Jennie Phyllis Coy
We are very grateful to Jennie Coy’s sister, Maureen Ibbott, for the following appreciation of her life.
Jennie Coy: born 18 December 1938; died 10 April 2010
Jennie Phyllis Coy was born in Margate in Kent on 18 December 1838. She was an archaeozoologist, teacher, school governor, lecturer, naturalist, Jacob sheep lover, fan of Ireland, youth hosteller, wartime evacuee, Cuban cigar smoker, folk music devotee, hunter, dog lover, good shot, Labour party activist and countryside lover to name but a few of her interests.

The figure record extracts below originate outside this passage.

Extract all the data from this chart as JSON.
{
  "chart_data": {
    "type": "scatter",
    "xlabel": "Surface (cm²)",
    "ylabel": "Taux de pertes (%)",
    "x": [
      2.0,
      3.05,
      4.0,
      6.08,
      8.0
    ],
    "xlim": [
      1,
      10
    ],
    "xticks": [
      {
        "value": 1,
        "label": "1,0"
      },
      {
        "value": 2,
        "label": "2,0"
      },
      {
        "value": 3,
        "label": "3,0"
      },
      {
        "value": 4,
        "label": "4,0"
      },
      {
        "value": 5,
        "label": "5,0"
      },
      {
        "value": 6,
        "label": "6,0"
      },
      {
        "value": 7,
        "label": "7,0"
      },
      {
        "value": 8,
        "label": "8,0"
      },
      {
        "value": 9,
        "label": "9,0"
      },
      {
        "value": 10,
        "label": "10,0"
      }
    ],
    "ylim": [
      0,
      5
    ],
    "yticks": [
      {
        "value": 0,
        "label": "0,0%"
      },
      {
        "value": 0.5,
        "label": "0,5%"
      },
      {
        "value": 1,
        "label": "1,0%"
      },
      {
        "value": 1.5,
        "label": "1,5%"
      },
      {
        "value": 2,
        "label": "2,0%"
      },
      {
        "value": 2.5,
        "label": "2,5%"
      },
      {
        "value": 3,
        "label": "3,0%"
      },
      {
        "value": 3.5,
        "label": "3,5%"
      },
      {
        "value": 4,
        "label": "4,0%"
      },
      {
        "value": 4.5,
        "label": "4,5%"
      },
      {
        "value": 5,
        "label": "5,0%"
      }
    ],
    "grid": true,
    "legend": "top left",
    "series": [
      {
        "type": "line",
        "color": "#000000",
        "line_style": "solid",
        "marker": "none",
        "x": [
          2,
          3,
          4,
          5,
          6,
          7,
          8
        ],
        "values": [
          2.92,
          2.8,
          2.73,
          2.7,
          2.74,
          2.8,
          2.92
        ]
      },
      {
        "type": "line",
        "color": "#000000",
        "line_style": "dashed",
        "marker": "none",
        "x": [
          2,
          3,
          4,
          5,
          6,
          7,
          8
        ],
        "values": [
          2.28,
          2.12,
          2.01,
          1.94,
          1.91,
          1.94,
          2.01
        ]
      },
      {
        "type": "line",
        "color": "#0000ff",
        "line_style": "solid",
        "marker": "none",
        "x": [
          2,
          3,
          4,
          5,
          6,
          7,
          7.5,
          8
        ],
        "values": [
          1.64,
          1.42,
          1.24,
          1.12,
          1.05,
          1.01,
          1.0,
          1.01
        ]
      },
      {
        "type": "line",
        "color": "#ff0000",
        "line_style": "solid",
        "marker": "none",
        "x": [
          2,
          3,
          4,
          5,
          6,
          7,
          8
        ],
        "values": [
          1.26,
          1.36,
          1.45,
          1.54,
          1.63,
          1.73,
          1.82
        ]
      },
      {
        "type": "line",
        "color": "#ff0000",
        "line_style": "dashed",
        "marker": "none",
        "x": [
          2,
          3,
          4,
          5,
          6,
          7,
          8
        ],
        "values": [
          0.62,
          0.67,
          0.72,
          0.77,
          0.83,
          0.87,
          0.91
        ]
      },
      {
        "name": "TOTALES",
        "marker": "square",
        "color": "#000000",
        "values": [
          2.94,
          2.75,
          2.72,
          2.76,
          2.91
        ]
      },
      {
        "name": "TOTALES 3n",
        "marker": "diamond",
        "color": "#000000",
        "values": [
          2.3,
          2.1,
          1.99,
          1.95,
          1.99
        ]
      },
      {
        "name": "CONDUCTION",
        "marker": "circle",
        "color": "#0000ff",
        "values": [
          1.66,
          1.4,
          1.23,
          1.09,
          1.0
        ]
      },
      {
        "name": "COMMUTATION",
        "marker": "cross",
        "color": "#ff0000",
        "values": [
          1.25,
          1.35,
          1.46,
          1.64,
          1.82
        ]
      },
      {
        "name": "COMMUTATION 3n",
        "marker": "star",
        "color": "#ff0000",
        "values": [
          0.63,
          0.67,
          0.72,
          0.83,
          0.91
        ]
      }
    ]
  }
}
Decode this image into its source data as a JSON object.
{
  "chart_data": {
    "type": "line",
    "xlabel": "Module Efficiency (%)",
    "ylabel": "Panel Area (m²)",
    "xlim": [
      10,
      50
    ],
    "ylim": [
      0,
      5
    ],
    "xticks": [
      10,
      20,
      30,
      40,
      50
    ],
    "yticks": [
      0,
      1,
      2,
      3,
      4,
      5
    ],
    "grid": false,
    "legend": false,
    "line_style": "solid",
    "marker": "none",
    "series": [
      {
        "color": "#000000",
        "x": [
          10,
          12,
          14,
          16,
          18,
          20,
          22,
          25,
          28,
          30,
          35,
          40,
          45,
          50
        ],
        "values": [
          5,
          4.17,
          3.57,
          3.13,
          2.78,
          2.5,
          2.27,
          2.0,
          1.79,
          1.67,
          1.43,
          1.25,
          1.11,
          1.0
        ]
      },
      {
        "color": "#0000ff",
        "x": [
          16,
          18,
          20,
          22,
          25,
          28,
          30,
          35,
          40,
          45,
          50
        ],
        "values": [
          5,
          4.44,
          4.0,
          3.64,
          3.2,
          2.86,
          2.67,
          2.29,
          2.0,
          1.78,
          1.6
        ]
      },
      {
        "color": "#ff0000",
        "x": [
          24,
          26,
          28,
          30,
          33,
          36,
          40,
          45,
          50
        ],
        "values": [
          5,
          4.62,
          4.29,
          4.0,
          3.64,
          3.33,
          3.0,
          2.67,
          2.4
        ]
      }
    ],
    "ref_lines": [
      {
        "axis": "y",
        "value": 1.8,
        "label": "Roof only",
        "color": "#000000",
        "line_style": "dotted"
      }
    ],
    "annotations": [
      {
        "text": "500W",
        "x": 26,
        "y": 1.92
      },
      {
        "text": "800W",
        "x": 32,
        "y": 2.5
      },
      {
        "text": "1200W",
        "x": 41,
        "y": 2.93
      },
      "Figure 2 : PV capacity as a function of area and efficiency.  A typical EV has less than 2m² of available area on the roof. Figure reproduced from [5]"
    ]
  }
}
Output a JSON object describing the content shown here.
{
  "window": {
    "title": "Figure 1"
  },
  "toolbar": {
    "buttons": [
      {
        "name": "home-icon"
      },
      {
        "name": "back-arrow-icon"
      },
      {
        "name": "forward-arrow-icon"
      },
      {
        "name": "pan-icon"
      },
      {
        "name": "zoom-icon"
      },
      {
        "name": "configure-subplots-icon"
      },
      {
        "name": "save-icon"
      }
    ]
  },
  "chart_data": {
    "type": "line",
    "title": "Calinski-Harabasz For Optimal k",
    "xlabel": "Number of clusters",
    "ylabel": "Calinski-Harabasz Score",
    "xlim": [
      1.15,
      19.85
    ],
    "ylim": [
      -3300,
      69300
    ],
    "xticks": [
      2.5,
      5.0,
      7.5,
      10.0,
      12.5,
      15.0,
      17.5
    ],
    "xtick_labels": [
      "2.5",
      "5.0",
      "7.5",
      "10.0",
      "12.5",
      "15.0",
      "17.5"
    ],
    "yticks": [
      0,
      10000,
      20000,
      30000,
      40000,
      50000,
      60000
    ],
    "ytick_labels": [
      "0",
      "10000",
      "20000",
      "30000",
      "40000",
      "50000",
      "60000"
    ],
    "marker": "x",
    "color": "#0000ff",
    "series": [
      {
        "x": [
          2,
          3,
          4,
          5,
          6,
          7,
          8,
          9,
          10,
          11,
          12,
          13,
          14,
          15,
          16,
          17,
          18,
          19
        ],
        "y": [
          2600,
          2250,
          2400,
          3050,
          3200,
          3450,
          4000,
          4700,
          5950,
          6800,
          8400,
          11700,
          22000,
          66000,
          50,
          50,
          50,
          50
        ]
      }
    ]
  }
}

She was the first of the Coy family to go to university (King’s in London) and at various times taught science and maths at schools in Rutland, Suffolk, Leicester and Hackney.
Her best-known achievements were in archaeology and relate to her work on faunal remains at Southampton University, especially the animal bones for the Mary Rose. She participated in hundreds of excavations, field studies and conferences, and co-wrote many research papers and books, including contributions to Danebury Excavations 1969–78, ‘Animal bones from The Rumps’ in Cornish Archaeology, and First Aid for Animal Bones.
Jennie was passionate about the environment and read all the early ecological research twenty years before it became a fashionable cause. In Ireland she would spend many months of every year in her hillside cabin above Schull, in West Cork, bought as a ruin and a 30-minute uphill hike from the nearest farm track. The cabin was a simple retreat from a busy life, stocked with maps, bird-spotting guides, notebooks, Irish literature, Murphey’s stout and whiskey.